Les Chevaux français, gros percherons, de M. Verlat, semblent appartenir à l’école de M. Courbet, car M. Courbet fait malheureusement école. M. Verlat se dit élève de l’académie d’Anvers. Il fait bien de le dire, on ne s’en douterait pas. Avoir puisé les premières notions de l’art dans une ville où Rubens a composé ses plus beaux ouvrages, et faire le portrait d’une charrette attelée de percherons, voilà ce que j’ai peine à comprendre. Encore si le portrait de cette charrette occupait un étroit espace ; mais non, l’attelage est grand comme nature, et pour comble de malheur, le percheron placé en avant ne tire pas. Il y a dans ce tableau, ridicule par sa dimension, un talent d’imitation que je ne veux pas nier ; mais, pour concevoir une telle œuvre, il faut n’avoir pas grand’chose dans la tête.

M. Gigoux est lui-même chef d’école, quoique ses disciples me soient inconnus. Je l’entends dire, et je consens à le croire. Sa Veille d’Austerlitz est pour ses élèves un triste enseignement. Les torches qui éclairent la toile ont tant d’importance, et les figures sont disposées d’une manière si théâtrale, que la composition tout entière ressemble à une scène de mélodrame. C’est une étrange manière d’interpréter l’histoire. Charlet et Raflet ont pourtant montré à M. Gigoux comment on traitait les sujets militaires.

La Razzia de M. Loubon est une heureuse tentative dans le genre des deux maitres que je viens de nommer. Il y a dans cette toile un entrain, une ardeur qui plairont sans doute aux hommes de guerre, et en même temps un choix de couleurs qui prouve que l’auteur a fait de sérieuses études. Dans un ordre d’idées tout différent, M. Dubuisson a montré un talent d’une grande énergie : ses Défricheurs se recommandent à l’attention par l’élégance et la fermeté du dessin. Dire que je préfère cet attelage de bœufs aux Percherons de M. Verlat serait faire à M. Dubuisson un piètre compliment ; je me contenterai de le citer comme un ouvrage bien conçu et d’une bonne exécution.

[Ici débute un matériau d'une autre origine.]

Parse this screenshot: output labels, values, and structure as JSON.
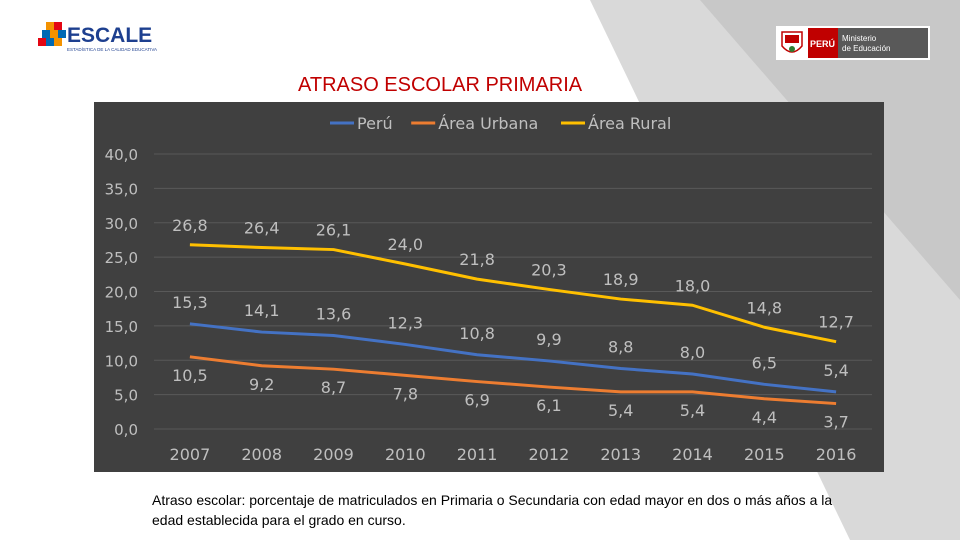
{
  "header": {
    "title": "ATRASO ESCOLAR PRIMARIA",
    "logo_left_text": "ESCALE",
    "logo_left_subtitle": "ESTADÍSTICA DE LA CALIDAD EDUCATIVA",
    "logo_right_text": "PERÚ",
    "logo_right_subtitle_line1": "Ministerio",
    "logo_right_subtitle_line2": "de Educación"
  },
  "footnote": "Atraso escolar: porcentaje de matriculados en Primaria o Secundaria con edad mayor en dos o más años a la edad establecida para el grado en curso.",
  "chart_data": {
    "type": "line",
    "title": "",
    "xlabel": "",
    "ylabel": "",
    "ylim": [
      0,
      40
    ],
    "yticks": [
      0,
      5,
      10,
      15,
      20,
      25,
      30,
      35,
      40
    ],
    "ytick_labels": [
      "0,0",
      "5,0",
      "10,0",
      "15,0",
      "20,0",
      "25,0",
      "30,0",
      "35,0",
      "40,0"
    ],
    "grid": true,
    "legend_position": "top",
    "background": "#404040",
    "categories": [
      "2007",
      "2008",
      "2009",
      "2010",
      "2011",
      "2012",
      "2013",
      "2014",
      "2015",
      "2016"
    ],
    "series": [
      {
        "name": "Perú",
        "color": "#4472c4",
        "values": [
          15.3,
          14.1,
          13.6,
          12.3,
          10.8,
          9.9,
          8.8,
          8.0,
          6.5,
          5.4
        ],
        "labels": [
          "15,3",
          "14,1",
          "13,6",
          "12,3",
          "10,8",
          "9,9",
          "8,8",
          "8,0",
          "6,5",
          "5,4"
        ]
      },
      {
        "name": "Área Urbana",
        "color": "#ed7d31",
        "values": [
          10.5,
          9.2,
          8.7,
          7.8,
          6.9,
          6.1,
          5.4,
          5.4,
          4.4,
          3.7
        ],
        "labels": [
          "10,5",
          "9,2",
          "8,7",
          "7,8",
          "6,9",
          "6,1",
          "5,4",
          "5,4",
          "4,4",
          "3,7"
        ]
      },
      {
        "name": "Área Rural",
        "color": "#ffc000",
        "values": [
          26.8,
          26.4,
          26.1,
          24.0,
          21.8,
          20.3,
          18.9,
          18.0,
          14.8,
          12.7
        ],
        "labels": [
          "26,8",
          "26,4",
          "26,1",
          "24,0",
          "21,8",
          "20,3",
          "18,9",
          "18,0",
          "14,8",
          "12,7"
        ]
      }
    ]
  }
}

J’aime à penser que M. Dauzats, en nous envoyant sa Mosquée de Cordoue, a voulu justifier les éloges de don Federico de Madrazo et de don Eugenio de Ochoa. C’est une excellente intention, à laquelle nous ne pouvons qu’applaudir. Pourquoi faut-il que le succès réponde à l’intention d’une manière si incomplète ? Dans la Mosquée de Cordoue comme dans tous les ouvrages de l’auteur, l’architecture est traitée avec adresse ; mais les figures sont très loin de valoir l’architecture. M. Dauzats compromet ses amis d’Espagne. La plume de don Eugenio nous a rendu exigeans, et nous avons le droit de demander quelque chose de mieux que la Mosquée de Cordoue.